A pandemia de covid-19 acelerou a adaptação da população brasileira à tecnologia. A impossibilidade de se deslocar e frequentar locais com aglomeração fez com que muitas pessoas optassem por resolver assuntos do cotidiano de dentro de suas casas. Uma pesquisa da agência Edelman promovida pela empresa PayPal realizada em dezembro do ano passado mostrou esta tendência.
Os dados do estudo Consumo Online no Brasil mostrou que os pedidos de refeições por aplicativos saíram de 40,5% antes da pandemia para 66,1%. Se considerados apenas este serviço quando realizado todos os dias, o índice subiu de 14,2% para 22,1%. Entre as pessoas ouvidas pela pesquisa, 57,8% disseram que pretendem manter a prática mesmo com o término de todas as restrições sanitárias.
O aumento deste comportamento fez crescer também a demanda por trabalhadores do setor de entrega, os motoboys, além dos debates em torno dos direitos trabalhistas desta classe. No final de março, um grupo de trabalhadores independentes, sem ligação com sindicatos, fez uma paralisação em protesto contra a disparada dos custos e por melhores condições de trabalho.
Segundo a advogada Renata Martins, sócia do escritório Pires Queiroz & Martins, não há uma regulamentação legal para esta relação entre aplicativos e entregadores, o que faz com que as grandes empresas usem da força de trabalho dos motoboys sem qualquer vínculo trabalhista com eles.
“É a nova lógica do capitalismo 4.0. Para viabilizar o negócio, o elo mais frágil da cadeia produtiva, que são os motoboys, absorve o maior custo operacional.
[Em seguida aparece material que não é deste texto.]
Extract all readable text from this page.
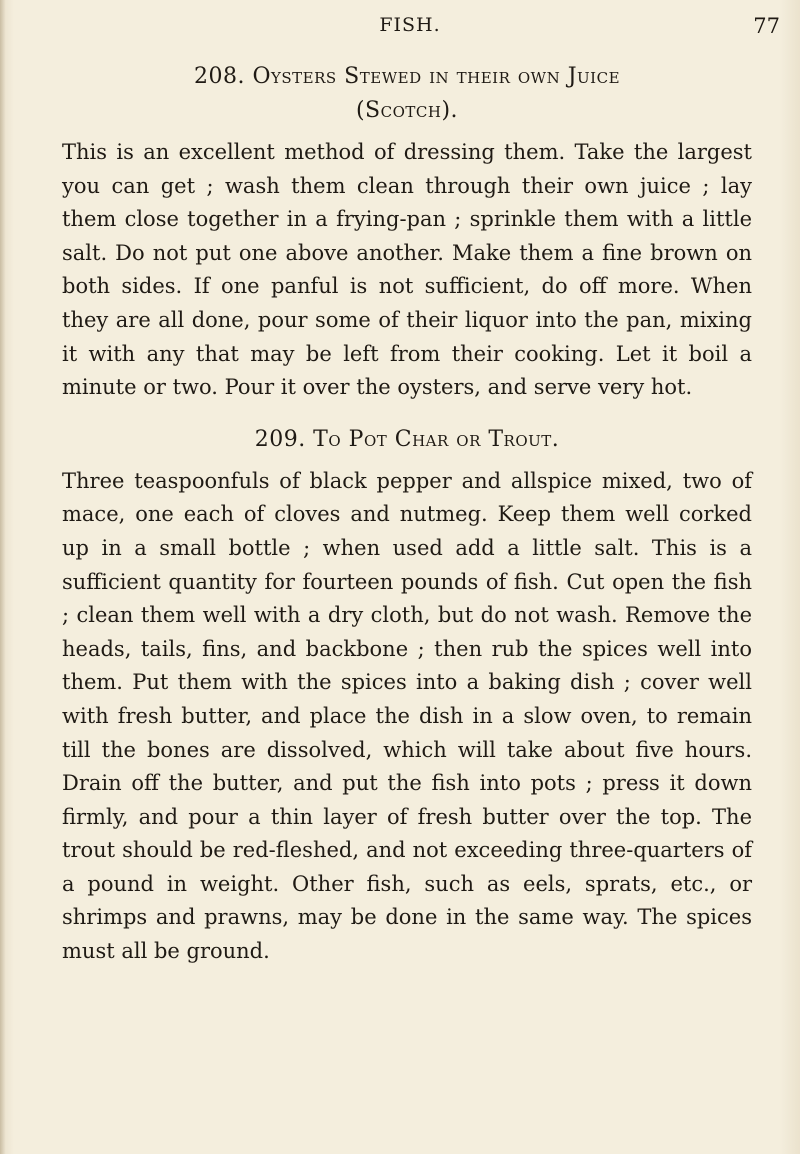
FISH.	77
208. Oysters Stewed in their own Juice
(Scotch).

This is an excellent method of dressing them. Take the largest you can get ; wash them clean through their own juice ; lay them close together in a frying-pan ; sprinkle them with a little salt. Do not put one above another. Make them a fine brown on both sides. If one panful is not sufficient, do off more. When they are all done, pour some of their liquor into the pan, mixing it with any that may be left from their cooking. Let it boil a minute or two. Pour it over the oysters, and serve very hot.

209. To Pot Char or Trout.

Three teaspoonfuls of black pepper and allspice mixed, two of mace, one each of cloves and nutmeg. Keep them well corked up in a small bottle ; when used add a little salt. This is a sufficient quantity for fourteen pounds of fish. Cut open the fish ; clean them well with a dry cloth, but do not wash. Remove the heads, tails, fins, and backbone ; then rub the spices well into them. Put them with the spices into a baking dish ; cover well with fresh butter, and place the dish in a slow oven, to remain till the bones are dissolved, which will take about five hours. Drain off the butter, and put the fish into pots ; press it down firmly, and pour a thin layer of fresh butter over the top. The trout should be red-fleshed, and not exceeding three-quarters of a pound in weight. Other fish, such as eels, sprats, etc., or shrimps and prawns, may be done in the same way. The spices must all be ground.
Os aplicativos socializam o risco e os custos, e privatizam os lucros”, explica Renata, que ainda lembra que, por não ter vínculo, quando os motoboys se acidentam, não conseguem nenhum benefício previdenciário. A advogada ainda cita que a cobrança por performance pode aumentar o número de acidentes de trânsito.
Por estes motivos que muitos motoboys têm conseguido na justiça o direito de reconhecimento de vínculo com as empresas.”Se provado que o motoboy trabalhava com habitualidade, pessoalidade, onerosidade e subordinação, a justiça tem reconhecido o vínculo empregatício”, explica a especialista.
Nestes casos, o reconhecimento dos direitos trabalhistas pode garantir aos motoqueiros todos os direitos inerentes à relação trabalhista, como o 13º salário, férias, FGTS, recolhimento previdenciário, além das previsões em convenção coletiva, que são o adicional de periculosidade, pagamento por aluguel de moto e auxílio combustível.
Entenda a diferença entre entregadores “O.L” e “Nuvens”
Entre os entregadores que prestam serviços aos aplicativos de delivery, no caso de algumas empresas, há duas categorias: Nuvem e os vinculados a Operadores Logísticos, chamados de O.L. O primeiro grupo pode logar no aplicativo a hora que quiser, e quando estiver disponível, os aplicativos encaminham os pedidos e indicam em qual restaurante buscar o alimento e o endereço final de entrega. Os pagamentos por este serviço são feitos pelo aplicativo ao trabalhador. Para ser aceito nas plataformas, entretanto, os interessados podem ter que esperar um período de até um ano.
Já no segundo grupo, o motoboy é vinculado a uma empresa de logística, chamada de OL que possui contrato com o aplicativo. Nesses casos, é essa empresa a responsável pela gestão do trabalho desse entregador. A diferença, é que estes trabalhadores tem um horário fixo para cumprir e ficar logado no aplicativo, além de uma região a estarem localizados, independentemente de terem ou não um chamado a atender, ficando à disposição do OL. Mas a maior de todas as diferenças é que, nesses casos, o entregador recebe da empresa OL e não do aplicativo de entrega.
O entregador funcionário do restaurante e o uso do aplicativo apenas como MarketPlace
Mas quando você pede em sua casa alguma refeição, além de poder ser entregue por um entregador “nuvem” ou um entregador “OL” de um aplicativo, pode ainda estar sendo entregue por um funcionário do próprio restaurante.
Grandes redes, que já possuíam alta demanda de entregas por “delivery”, muitas vezes, preferem manter seus próprios entregadores ao invés de pagar o um altíssimo valor por entrega aos aplicativos.
“Nesses casos, o restaurante apenas contrata o serviço de MarketPlace para estar no aplicativo, mas quem efetivamente faz a entrega é um motoqueiro do próprio restaurante. Nestes casos, são os empreendimentos que administram os pedidos gerados no aplicativo.
Nesse último caso, a precarização do trabalho dos entregadores é ainda maior, pois uma fatia muito pequena dos restaurantes assina a carteira de seus entregadores, mesmo quando eles trabalham com o preenchimento de todos os requisitos para serem considerados empregados”, conclui a advogada.